It is rather common in my part of the world to hear that wolves are ruining the elk hunting. Elk numbers are down due to wolves, is the refrain, which goes along nicely with the “Smoke a Pack a Day” bumper stickers.
Table from Ripple and Beschta 2012. Trophic Cascades in Yellowstone: The first 15 years after wolf reintroduction. Biological Conservation 145:1 (215-213)
There is little reason to think that anyone knows this for sure. The above figures, from Yellowstone Park, suggest that elk numbers have declined since wolf reintroduction, an idea which is intuitively valid. Yellowstone may have the best such data of any area in the northern Rockies, but even these numbers should be viewed as suspect. Comments in the article that a recent movement of elk herds to more wooded terrain having biased the numbers downward reveals the funding driven and inexact method used to count elk in Yellowstone: a few people in late autumn flying low in a plane. The statistical margins of error are rather larger than those for Cottonwood sprouts along the Lamar.
Outside Yellowstone, reports vary widely. Elk numbers are down in the southern Bitterroots, but up in the Gallatins. Down (or is it up?) in the Cabinets, but holding steady (or up?) in the Bob Marshall. A big part of the problem is that, like in Yellowstone, there’s high expectation put on the numbers, but little money directed towards making sure they’re solid. Even the supposedly large increase in wolves west of the Divide in Montana is speculative, because Fish, Wildlife and Parks has exactly one biologist on the job. Of course, sample size is a problem here as well. While wolves naturally reestablished themselves in Glacier in the early eighties, reintroduction efforts starting in 1995 really built genetic momentum, and a decade and a half is an eye-blink when it comes to the population dynamics of large mammals.

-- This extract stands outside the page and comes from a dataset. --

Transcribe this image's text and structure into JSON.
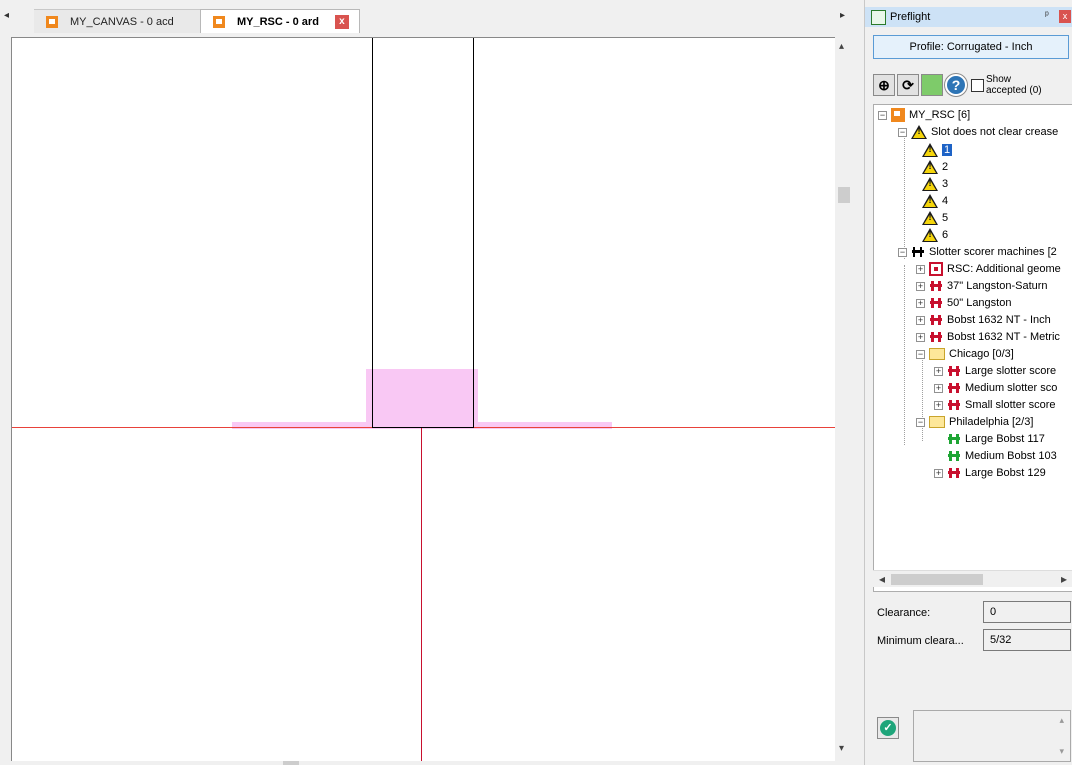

For these reasons, I don’t put much stock in protestations that wolves are ruining elk hunting. As intuitively obvious as wolves altering elk movements is, it is equally obvious that this movement would be away from river bottoms and open areas and into steeper and thicker terrain, a conclusion the aforementioned study would seem to support. In other words, wolves are likely to move elk away from the places hunters can easily go. This is as true for road hunters in trucks and on ATVs as it is for hunters on horses. Complaints about low elk yields in the Whitefish range, i.e. not being able to shoot them from a logging road, are thus the same as those of low yields from the Sun River country (i.e. not being able to shoot them within 100 yards of your horse).
And even if the wolves are drastically reducing elk numbers, as they might well be, I see it as no fit target for indignation. Wolf and elk populations, or so we assume, have always run on countervailing and ultimately complimentary cycles. Lots of elk mean that wolves eat lots, means that wolves have more pups, means they eat even more elk, means the elk population dips, means that some wolves starve, means the elk population goes back up. Again, it is intuitively evident that the reintroduction and reacclimation of a climax predator would prompt wilder vacillations. The assumption that management exists, almost as such, for the purpose of human recreation is the same idea which led to wolves being eradicated in the first place. Some folks still think this is a valid way to view the world. If the events of the past half century have not persuaded them otherwise, there isn’t anything left for me to say here. As Abbey wrote: “This is a courageous view, admirable in its simplicity and power, and with the weight of all modern history behind it. It is also quite insane.”
This in the end is my problem with wolf hunting. It may be sound science, but the cultural forces arrayed in support of it have, either intentionally or by accident, removed many of the tools which would allow a better answer to that question. But wolf hunting is, these days and at best, motivated by science in a tertiary fashion. Primarily wolf hunting is driven by the same fear of the unknown, kneejerk anthropocentrism, and simple bloodlust which annihilated the bison herds and drove Grizzlies to the brink of extinction. Secondarily it is part of the same historical forces which ended the Salmon runs and damned Glen Canyon. The forces which to this day create prairie dog and coyote “hunting” as acceptable sporting activities. This I will not accept or participate in.
Wolf hunting does not have to be this way. Were the debate less polarized more space for knowledge might exist, and hunters might harvest predators out of respect, sound management, and the desire for a nice rug, rather than a centuries-old vendetta. Perhaps we’ll get there in my lifetime.